Ceci étant dit, aucun aspect du droit à la santé n’est respecté à Haïti. Qu’il s’agisse du fait de l’approvisionnement en eau potable et l’assainissement, de l’alimentation saine, de l’alimentation suffisante et le logement décent, des conditions environnementales saines et du travail, d’une éducation à la santé et la diffusion d’informations, de l’égalité entre les sexes ; à Haïti, tous ces éléments du droit à la santé comme un droit inclusif, sont une utopie. Qu’il s’agisse des libertés dans le domaine sanitaire, rien n’est encore mise en place à Haïti après ces 216 ans d’indépendance[13].

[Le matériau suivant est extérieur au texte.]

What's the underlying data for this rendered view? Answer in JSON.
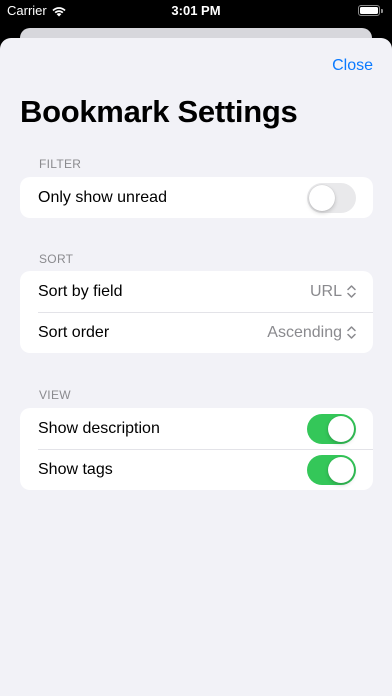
{
  "status_bar": {
    "carrier": "Carrier",
    "time": "3:01 PM",
    "icons": [
      "wifi-icon",
      "battery-icon"
    ]
  },
  "toolbar": {
    "close_label": "Close"
  },
  "title": "Bookmark Settings",
  "sections": {
    "filter": {
      "header": "FILTER",
      "rows": {
        "unread": {
          "label": "Only show unread",
          "toggle_on": false
        }
      }
    },
    "sort": {
      "header": "SORT",
      "rows": {
        "field": {
          "label": "Sort by field",
          "value": "URL"
        },
        "order": {
          "label": "Sort order",
          "value": "Ascending"
        }
      }
    },
    "view": {
      "header": "VIEW",
      "rows": {
        "description": {
          "label": "Show description",
          "toggle_on": true
        },
        "tags": {
          "label": "Show tags",
          "toggle_on": true
        }
      }
    }
  },
  "colors": {
    "accent": "#0a7aff",
    "toggle_on": "#34c759",
    "toggle_off": "#e9e9eb",
    "background": "#f2f2f7",
    "secondary_text": "#8a8a8e"
  }
}
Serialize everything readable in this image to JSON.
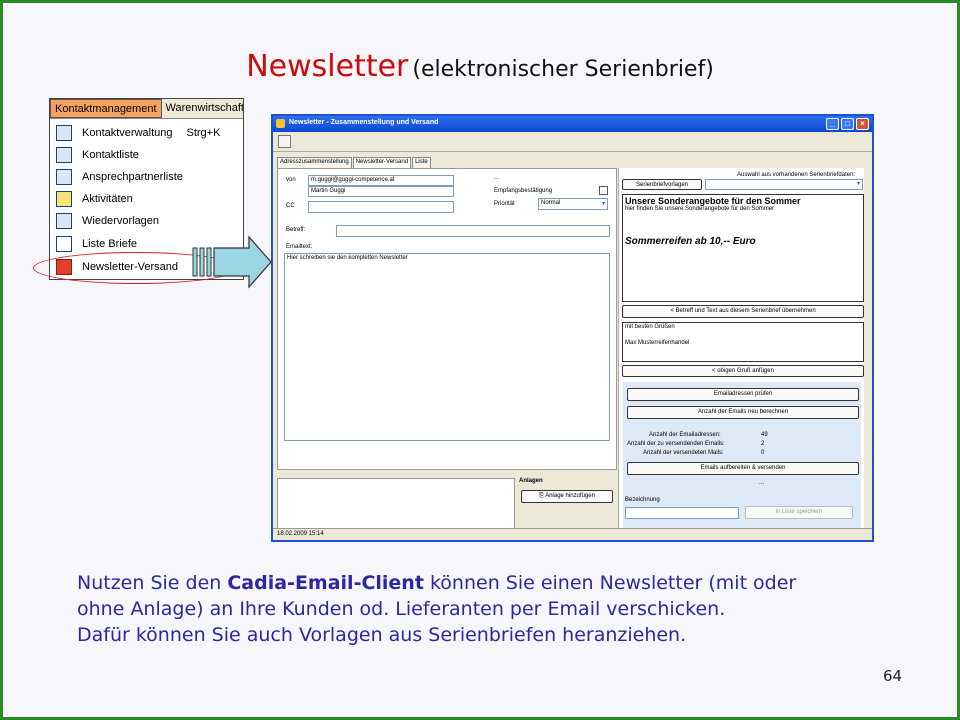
{
  "slide": {
    "title_main": "Newsletter",
    "title_sub": "(elektronischer Serienbrief)",
    "page_number": "64",
    "body": {
      "line1_a": "Nutzen Sie den",
      "line1_bold": "Cadia-Email-Client",
      "line1_b": "können Sie einen Newsletter (mit oder",
      "line2": "ohne Anlage) an Ihre Kunden od. Lieferanten per Email verschicken.",
      "line3": "Dafür können Sie auch Vorlagen aus Serienbriefen heranziehen."
    }
  },
  "menu": {
    "tabs": [
      "Kontaktmanagement",
      "Warenwirtschaft"
    ],
    "items": [
      {
        "label": "Kontaktverwaltung",
        "shortcut": "Strg+K"
      },
      {
        "label": "Kontaktliste"
      },
      {
        "label": "Ansprechpartnerliste"
      },
      {
        "label": "Aktivitäten"
      },
      {
        "label": "Wiedervorlagen"
      },
      {
        "label": "Liste Briefe"
      },
      {
        "label": "Newsletter-Versand"
      }
    ]
  },
  "window": {
    "title": "Newsletter - Zusammenstellung und Versand",
    "tabs": [
      "Adresszusammenstellung",
      "Newsletter-Versand",
      "Liste"
    ],
    "left": {
      "von_label": "von",
      "von_email": "m.guggi@guggi-competence.at",
      "von_name": "Martin Guggi",
      "cc_label": "CC",
      "dots": "...",
      "empfang_label": "Empfangsbestätigung",
      "prioritaet_label": "Priorität",
      "prioritaet_value": "Normal",
      "betreff_label": "Betreff:",
      "emailtext_label": "Emailtext:",
      "emailtext_value": "Hier schreiben sie den kompletten Newsletter"
    },
    "right": {
      "vorlagen_button": "Serienbriefvorlagen",
      "auswahl_label": "Auswahl aus vorhandenen Serienbriefdaten:",
      "brief_title": "Unsere Sonderangebote für den Sommer",
      "brief_line": "hier finden Sie unsere Sonderangebote für den Sommer",
      "brief_highlight": "Sommerreifen ab 10,-- Euro",
      "uebernehmen_button": "< Betreff und Text aus diesem Serienbrief übernehmen",
      "gruss_line1": "mit besten Grüßen",
      "gruss_line2": "Max Musterreifenhandel",
      "gruss_button": "< obigen Gruß anfügen",
      "pruefen_button": "Emailadressen prüfen",
      "berechnen_button": "Anzahl der Emails neu berechnen",
      "stats": [
        {
          "label": "Anzahl der Emailadressen:",
          "value": "49"
        },
        {
          "label": "Anzahl der zu versendenden Emails:",
          "value": "2"
        },
        {
          "label": "Anzahl der versendeten Mails:",
          "value": "0"
        }
      ],
      "versenden_button": "Emails aufbereiten & versenden",
      "dots": "...",
      "bezeichnung_label": "Bezeichnung",
      "liste_button": "in Liste speichern"
    },
    "anlagen_label": "Anlagen",
    "anlage_button": "Anlage hinzufügen",
    "status": "18.02.2009 15:14"
  },
  "colors": {
    "title_red": "#cc0a0a",
    "body_blue": "#2a27a4",
    "slide_border": "#2a8a2a",
    "menu_highlight": "#f5a25e",
    "ring_red": "#d4202b"
  }
}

Donc, de tout ce qui précède, nous confirmons que le droit à la santé à Haïti reste un rêve irréalisable jusqu’à maintenant. Ainsi, comme toutes les autres libertés publiques, le droit à la santé à Haïti se dégrade de plus en plus et n’a aucune signification aux yeux de nos dirigeants haïtiens en dépit du fait qu’aucun instrument juridique, que ce soit sur le plan national ou international, n’est mis en application. En effet, comment parler de l’effectivité du droit à la santé à Haïti, quand moins de 30% de la population seulement peuvent être soignés en cas de maladie ?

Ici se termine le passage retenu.